Sunday, December 27, 2009

Too Much of a Good Thing

Tunisia Olives At the age of 122 years and 164 days, Jeanne Louise Calment was a French woman with the longest confirmed lifespan in history. She was born in 1875 and died on August 4, 1997. She ascribed her longevity and relatively youthful appearance to olive oil, which she said she poured on all her food and rubbed into her skin daily.

Loaded with this information, I decided to do the same. Every meal in Tunisia is more exotic than the next, minus the buffets which are okay but not nearly as satisfying as the a la carte dishes.

Suddenly, yesterday, my stomach stopped my hungry mouth dead in its tracks. There would be no more cultivating this tasty elixir with couscous and ragouts. Nobody told me that olive oil also acts as a rich and mild laxative! I'm recovering but slowly.

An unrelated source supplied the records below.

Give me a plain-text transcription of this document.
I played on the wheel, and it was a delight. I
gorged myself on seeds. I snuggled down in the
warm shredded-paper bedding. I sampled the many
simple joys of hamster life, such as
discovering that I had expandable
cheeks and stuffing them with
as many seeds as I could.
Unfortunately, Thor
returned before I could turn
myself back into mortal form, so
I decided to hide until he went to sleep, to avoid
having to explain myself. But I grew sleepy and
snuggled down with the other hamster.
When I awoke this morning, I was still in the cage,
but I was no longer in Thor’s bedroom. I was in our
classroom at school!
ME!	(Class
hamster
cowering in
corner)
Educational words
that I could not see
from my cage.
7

This hardworking fellow and his busy family were seen harvesting their olive groves alongside a lonesome road in northwest Tunisia. He was kind enough to break for a few minutes and explain the process for us. I hope I'm feeling better by Monday because it's off to a famous plantation with loads of free samples to try.

A Popular Christmas Snack

Dates

Especially during Christmas, demand for dates skyrockets in Europe and the states. But even though over 350 varieties are grown in Tunisia only a handful are ever exported. That's frustrating because if you've only had a date in a 'Fig Newton' cookie than you probably don't like them. Tasting a fresh date in Tunisia will change that.

Dates are used to make fragrant stews, curries and sauces. Every Sunday the markets of Tunis are crowded with stalls of dried, smoked and ripened dates. Dates here are much sweeter than in the states and travel well. Both my journalist cohorts will be packing pounds home in their suitcases.

We spent several hours in the markets today taking pictures of all the fresh fruit. What a treat!

Friday, December 25, 2009

Hammamet: The Tunisian Riviera

The Hammamet Medina

This pretty face was a rare find in the busy Medina of Hammamet, Tunisia. It was close to sun down and we were making our way to the museum when she stood out like an angel in my path.

She looked deep into my lens and smiled quietly while her parents looked on. At first I thought she might ask me for money. But, no. She was just as interested in what I was doing as I was in getting a photo of her.

Hammamet is a stone-walled tourist town on the Mediterranean, popular especially among Europeans. The souks (street shopping) sell souvenirs and pottery but beware that many merchants are pushy, even aggressive and rarely take no for an answer. I, for one, do not like to barter so I passed by ignoring their pleas and pressure.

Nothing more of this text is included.